MITTWOCH, 25. Juni (HealthDay News) ?? Kinder, die eine bestimmte genetische Mutation haben, entwickeln häufiger Ekzeme, wenn eine Katze zu Hause ist, wie eine neue Studie nahe legt.

Die Idee, dass genetische Mutationen durch Umwelteinflüsse ausgelöst werden können, ist nicht neu , stellten die Forscher aus Dänemark und Großbritannien fest.

"Es ist eher ein Beispiel für einen Mechanismus, der wahrscheinlich zwischen Genen und der Umwelt stattfindet. Es ist ein Beweis für ein Konzept oder eine Idee, die es seit Jahren gibt" sagte Studienautor Dr. Hans Bisgaard vom dänischen Pädiatrischen Asthmazentrum der Universität Kopenhagen. "Sie können ein Gen für viele Krankheiten haben, aber nie die Krankheit haben, wenn Sie keinen Auslösern ausgesetzt sind."

In der Studie wurden Säuglinge mit der FLG-Mutation in zwei Gruppen untersucht, eine Hochrisikogruppe in Dänemark und eine repräsentative Stichprobe in Großbritannien. Kinder mit der Mutation entwickelten im ersten Lebensjahr doppelt so häufig ein Ekzem. Diejenigen mit der Mutation und eine Katze in ihrer Heimat von der Zeit ihrer Geburt hatten ein weiteres erhöhtes Risiko für Ekzeme.

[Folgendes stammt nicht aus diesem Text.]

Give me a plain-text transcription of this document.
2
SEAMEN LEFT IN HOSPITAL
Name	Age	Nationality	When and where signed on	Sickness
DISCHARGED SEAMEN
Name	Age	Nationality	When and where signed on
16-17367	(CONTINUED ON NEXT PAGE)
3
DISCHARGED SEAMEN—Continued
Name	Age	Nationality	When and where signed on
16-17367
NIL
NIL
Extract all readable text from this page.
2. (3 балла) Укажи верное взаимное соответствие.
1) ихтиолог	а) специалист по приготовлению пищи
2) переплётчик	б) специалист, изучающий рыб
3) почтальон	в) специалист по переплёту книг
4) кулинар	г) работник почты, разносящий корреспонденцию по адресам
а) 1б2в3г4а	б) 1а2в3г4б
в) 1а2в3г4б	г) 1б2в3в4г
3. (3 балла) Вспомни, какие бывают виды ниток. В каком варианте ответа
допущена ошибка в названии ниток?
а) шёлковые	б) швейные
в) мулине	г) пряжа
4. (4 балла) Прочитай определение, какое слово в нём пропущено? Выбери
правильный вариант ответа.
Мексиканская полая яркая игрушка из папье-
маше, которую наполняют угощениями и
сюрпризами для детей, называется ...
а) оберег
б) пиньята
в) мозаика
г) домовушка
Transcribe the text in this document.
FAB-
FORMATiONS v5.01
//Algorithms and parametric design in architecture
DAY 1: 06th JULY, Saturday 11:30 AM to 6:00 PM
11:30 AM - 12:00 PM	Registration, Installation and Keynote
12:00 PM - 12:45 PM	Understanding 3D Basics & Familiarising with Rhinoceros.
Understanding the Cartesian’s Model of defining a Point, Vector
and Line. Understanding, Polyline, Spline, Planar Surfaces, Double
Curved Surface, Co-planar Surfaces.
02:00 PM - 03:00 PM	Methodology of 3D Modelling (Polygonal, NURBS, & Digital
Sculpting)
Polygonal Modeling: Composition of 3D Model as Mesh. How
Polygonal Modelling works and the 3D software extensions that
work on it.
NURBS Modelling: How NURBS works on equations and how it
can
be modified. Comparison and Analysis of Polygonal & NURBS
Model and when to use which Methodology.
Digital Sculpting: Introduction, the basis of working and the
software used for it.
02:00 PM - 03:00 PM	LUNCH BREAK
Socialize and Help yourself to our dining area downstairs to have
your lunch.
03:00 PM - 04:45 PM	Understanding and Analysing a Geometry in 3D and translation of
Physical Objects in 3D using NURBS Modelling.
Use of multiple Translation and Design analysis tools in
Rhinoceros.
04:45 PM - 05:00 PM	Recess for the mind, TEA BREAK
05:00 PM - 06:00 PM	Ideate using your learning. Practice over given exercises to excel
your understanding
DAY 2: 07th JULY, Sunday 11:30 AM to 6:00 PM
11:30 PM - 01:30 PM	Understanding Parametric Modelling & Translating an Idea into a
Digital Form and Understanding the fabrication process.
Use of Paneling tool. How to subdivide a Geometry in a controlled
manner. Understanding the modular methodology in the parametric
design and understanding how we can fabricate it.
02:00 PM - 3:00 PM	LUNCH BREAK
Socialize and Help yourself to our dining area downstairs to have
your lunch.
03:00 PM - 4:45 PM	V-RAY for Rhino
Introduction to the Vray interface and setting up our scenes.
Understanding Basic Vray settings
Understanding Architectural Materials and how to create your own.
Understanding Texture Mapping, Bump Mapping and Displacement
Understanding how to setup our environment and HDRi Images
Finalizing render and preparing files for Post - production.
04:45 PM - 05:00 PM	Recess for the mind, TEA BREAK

Die Studie wurde in der Juni-Ausgabe von PLoS Medicine veröffentlicht.

Ekzem oder atopische Dermatitis beginnt im ersten Lebensjahr für 65 Prozent der Menschen, die die Bedingung haben, nach Angaben des National Institute von Arthritis und Musculoskeletal und Hautkrankheiten. Ungefähr 20 Prozent aller Säuglinge und Kinder haben Symptome.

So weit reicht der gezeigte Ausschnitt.